« Psyché est étendue, n’en sait rien » & « Mystique, l’obscure auto-perception du royaume externe au moi, au ça » (Joël Bernat)

 Quelques éclaircissements au sujet de ces deux phrases de Freud, souvent tenues pour énigmatiques.

C’est en 1938 que Freud jette brièvement la note suivante dans son carnet :

22. VIII. « Il se peut que la spatialité soit la projection de l’extension de l’appareil psychique. Vraisemblablement aucune autre dérivation. Au lieu des conditions a priori de l’appareil psychique selon Kant. La psyché est étendue, n’en sait rien. »[1]

De toute évidence, l’ensemble de ces petites notes servent de préparation à l’écriture de l’Abrégé de psychanalyse, où nous les retrouvons toutes développées[2]. Mais elles sont aussi de véritables condensés de pensée, ailleurs et auparavant développées. Celle qui nous intéresse ici ouvre le premier chapitre de l’Abrégé (page 3) :

« … la localisation. Nous admettons que la vie psychique est la fonction d’un appareil auquel nous attribuons une étendue spatiale et que nous supposons formé de plusieurs parties. »

C’est vers la fin du texte qu’une autre petite phrase vient éclairer les raisons de cette spatialité ignorée (page 72) :

« En admettant l’existence d’un appareil psychique à étendue spatiale, bien adapté à son rôle, développé par les nécessités de l’existence et qui ne produit les phénomènes de la conscience qu’en un point particulier et dans certaines conditions (…) »

L’on comprend ainsi ce que vise Freud : la conscience ne peut qu’ignorer l’étendue psychique inconsciente, et ne peut ainsi se penser comme spatialité.

Notons que cette pensée est, d’une certaine façon, assez ancienne et que Freud pouvait la tenir d’un de ses maîtres, G. T. Fechner, qui énonçait en 1860 : « L’esprit est étendu dans le corps ». C’est-à-dire que :

–          La psyché n’est pas réductible au cerveau, elle est étendue dans le corps ;

–          La conscience ne peut vraiment pas percevoir cette étendue psychique en majorité inconsciente (par exemple, les organes sensoriels et leurs perceptions sont toujours inconscients) ;

–          Bien d’autres choses s’opposent à cette saisie, notamment le fameux clivage corps-esprit.

Mais le même jour, Freud note aussi ceci :

22. VIII. « Mystique, l’obscure auto-perception du royaume externe au moi, au ça ».

Autre phrase bien connue et souvent tenue pour énigmatique. Si l’on veut saisir ce que Freud note là pour lui, cela passe par le fait que cette pensée n’est pas nouvelle pour lui et dans ses écrits.

Nous en trouvons une première élaboration dès les lettres à Fließ notamment celle du 12.XII.1897 sur la perception endopsychique reprojetée – qui compose en partie la Weltanschauung, et qui pourrait aussi traduire l’Anschauung (voir ces termes) :

« (…) Imagines-tu ce que peuvent être les mythes endopsychiques ? (…) L’obscure perception interne par le sujet de son propre appareil psychique suscite des illusions qui, naturellement, se trouvent projetées au dehors et, de façon caractéristique, dans l’avenir, dans l’au-delà.
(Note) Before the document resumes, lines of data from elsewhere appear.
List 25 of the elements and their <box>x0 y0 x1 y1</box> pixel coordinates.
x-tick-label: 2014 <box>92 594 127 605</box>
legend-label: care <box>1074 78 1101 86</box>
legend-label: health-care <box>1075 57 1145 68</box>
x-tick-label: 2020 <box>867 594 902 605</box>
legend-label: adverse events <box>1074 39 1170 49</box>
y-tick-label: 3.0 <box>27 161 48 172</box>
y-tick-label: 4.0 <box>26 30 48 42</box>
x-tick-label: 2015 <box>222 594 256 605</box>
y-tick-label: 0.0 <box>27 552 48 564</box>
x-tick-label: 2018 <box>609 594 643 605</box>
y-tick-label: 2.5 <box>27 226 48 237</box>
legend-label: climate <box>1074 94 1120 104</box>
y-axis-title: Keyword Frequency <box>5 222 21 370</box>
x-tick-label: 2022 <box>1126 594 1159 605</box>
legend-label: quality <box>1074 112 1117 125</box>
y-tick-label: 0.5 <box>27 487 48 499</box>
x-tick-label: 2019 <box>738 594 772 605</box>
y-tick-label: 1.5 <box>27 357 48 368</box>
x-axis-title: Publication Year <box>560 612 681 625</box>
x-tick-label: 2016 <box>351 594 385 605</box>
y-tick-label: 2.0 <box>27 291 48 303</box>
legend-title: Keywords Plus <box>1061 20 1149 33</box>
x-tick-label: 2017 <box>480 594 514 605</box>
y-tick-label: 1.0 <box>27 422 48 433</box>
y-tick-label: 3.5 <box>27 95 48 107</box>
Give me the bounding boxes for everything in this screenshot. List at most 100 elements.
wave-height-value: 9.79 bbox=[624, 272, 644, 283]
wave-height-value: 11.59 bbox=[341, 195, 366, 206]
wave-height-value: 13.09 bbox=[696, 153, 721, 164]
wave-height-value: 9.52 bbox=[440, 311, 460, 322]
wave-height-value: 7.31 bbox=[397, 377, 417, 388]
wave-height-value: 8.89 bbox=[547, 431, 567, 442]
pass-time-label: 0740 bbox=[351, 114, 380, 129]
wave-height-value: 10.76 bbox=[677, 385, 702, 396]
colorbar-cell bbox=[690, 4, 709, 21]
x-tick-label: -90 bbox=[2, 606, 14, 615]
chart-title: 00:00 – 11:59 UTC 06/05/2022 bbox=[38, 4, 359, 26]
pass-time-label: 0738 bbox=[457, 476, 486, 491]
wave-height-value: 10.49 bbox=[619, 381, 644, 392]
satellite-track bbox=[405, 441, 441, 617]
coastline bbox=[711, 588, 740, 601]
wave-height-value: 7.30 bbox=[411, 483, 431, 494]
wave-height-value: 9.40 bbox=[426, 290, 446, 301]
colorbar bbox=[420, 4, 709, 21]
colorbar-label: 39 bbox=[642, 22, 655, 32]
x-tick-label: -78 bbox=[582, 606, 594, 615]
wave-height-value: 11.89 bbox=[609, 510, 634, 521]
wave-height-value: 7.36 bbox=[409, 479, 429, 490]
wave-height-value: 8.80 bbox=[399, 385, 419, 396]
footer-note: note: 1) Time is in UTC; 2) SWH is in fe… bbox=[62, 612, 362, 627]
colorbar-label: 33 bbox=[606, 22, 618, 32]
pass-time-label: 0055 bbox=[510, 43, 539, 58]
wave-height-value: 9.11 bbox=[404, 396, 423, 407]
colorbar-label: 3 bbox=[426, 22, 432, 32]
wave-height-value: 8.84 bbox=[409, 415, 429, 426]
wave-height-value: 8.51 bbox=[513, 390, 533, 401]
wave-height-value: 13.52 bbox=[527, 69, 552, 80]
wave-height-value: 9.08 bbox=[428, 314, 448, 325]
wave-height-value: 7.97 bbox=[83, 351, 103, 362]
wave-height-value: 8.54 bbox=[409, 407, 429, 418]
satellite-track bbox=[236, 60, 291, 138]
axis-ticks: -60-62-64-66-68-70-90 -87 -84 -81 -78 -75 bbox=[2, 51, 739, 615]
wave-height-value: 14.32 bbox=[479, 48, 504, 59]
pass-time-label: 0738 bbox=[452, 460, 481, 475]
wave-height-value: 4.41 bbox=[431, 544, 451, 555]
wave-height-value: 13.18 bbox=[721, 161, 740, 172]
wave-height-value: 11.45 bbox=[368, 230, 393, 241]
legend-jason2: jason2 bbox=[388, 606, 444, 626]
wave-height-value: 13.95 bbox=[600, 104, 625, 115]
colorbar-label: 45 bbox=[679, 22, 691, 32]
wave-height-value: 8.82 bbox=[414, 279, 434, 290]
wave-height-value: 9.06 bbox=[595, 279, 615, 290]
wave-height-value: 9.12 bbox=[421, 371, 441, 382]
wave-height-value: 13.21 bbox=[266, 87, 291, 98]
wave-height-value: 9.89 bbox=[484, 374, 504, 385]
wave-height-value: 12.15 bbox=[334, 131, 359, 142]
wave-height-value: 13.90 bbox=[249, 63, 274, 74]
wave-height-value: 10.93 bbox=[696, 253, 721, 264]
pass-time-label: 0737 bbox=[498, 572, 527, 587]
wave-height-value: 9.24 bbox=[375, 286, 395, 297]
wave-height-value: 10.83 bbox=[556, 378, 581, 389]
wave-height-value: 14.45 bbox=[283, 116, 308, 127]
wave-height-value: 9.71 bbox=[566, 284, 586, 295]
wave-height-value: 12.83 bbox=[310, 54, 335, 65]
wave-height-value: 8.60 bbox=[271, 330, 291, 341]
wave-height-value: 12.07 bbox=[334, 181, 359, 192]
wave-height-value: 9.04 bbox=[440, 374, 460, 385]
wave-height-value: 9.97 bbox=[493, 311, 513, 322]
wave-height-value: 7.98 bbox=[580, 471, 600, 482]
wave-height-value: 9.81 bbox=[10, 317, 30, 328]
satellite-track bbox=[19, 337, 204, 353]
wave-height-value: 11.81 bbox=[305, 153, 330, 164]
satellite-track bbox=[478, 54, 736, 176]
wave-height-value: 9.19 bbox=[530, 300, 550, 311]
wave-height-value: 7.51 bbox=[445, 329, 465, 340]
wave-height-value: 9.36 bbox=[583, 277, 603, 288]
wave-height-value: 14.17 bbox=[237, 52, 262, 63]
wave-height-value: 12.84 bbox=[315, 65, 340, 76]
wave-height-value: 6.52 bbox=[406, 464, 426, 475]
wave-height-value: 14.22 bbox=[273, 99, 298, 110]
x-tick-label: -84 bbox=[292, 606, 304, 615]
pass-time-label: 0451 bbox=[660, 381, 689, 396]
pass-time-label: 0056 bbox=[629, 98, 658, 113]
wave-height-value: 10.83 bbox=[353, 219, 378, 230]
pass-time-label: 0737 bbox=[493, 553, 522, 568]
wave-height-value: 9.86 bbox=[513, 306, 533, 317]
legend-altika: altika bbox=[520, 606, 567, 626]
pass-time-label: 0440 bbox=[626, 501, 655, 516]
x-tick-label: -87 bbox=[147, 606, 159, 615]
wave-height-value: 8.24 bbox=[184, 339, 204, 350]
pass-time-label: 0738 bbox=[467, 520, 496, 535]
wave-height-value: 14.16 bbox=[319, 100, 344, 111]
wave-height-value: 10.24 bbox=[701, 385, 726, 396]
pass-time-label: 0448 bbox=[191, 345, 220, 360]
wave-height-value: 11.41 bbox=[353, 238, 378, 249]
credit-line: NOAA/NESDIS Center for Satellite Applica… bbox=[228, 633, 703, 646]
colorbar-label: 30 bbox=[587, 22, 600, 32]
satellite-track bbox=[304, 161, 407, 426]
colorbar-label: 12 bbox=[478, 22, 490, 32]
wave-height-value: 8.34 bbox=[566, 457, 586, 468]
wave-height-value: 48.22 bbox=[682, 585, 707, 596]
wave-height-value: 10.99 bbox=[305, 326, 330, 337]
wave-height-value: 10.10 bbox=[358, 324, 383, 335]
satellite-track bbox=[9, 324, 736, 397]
L’immortalité, la récompense, tout l’au-delà, telles sont les conceptions de notre psyché interne… C’est une psycho-mythologie. »[3]

Peu après, en 1901, Freud ajoute ceci :

« L’obscure connaissance (la perception pour ainsi dire endopsychique – qui ne présente en rien le caractère d’une connaissance vraie) de l’existence de facteurs et de faits psychiques propres à l’inconscient se reflète (…) dans la construction d’une réalité suprasensible, que la science a pour but de retransformer en psychologie de l’inconscient (…) à transformer la métaphysique en métapsychologie »[4]

On peut aussi se rapporter à L’homme aux rats, ou Résultats, idées, problèmes, ou encore des lettres à Fließ : par exemple celle du 12.II.1896 où apparaît pour la première fois le terme et le projet d’une métapsychologie.


[1] 1938, “Résultats, idées, problèmes”, GW XVII, 149-52, SE XXIII, 299-300 ; L’arc, numéro 34 consacré à Freud, 1968, 69-70 ; Résultats, idées, problèmes, II, Paris, P.U.F., 1985, p. 288.

[2] 1938, Abrégé de psychanalyse, GW XVII, 63-138 (Abriss der Psychoanalyse), Studienausgabe Ergänzungsband 407 ; SE XXIII, 144-207 ; P.U.F. 1967.

[3] Freud S., lettre à Fließ du 12.XII.1897, in La naissance de la psychanalyse, P.U.F 1969, pp. 210-211.

[4] Freud S., Psychopathologie de la vie quotidienne, pp. 411-412.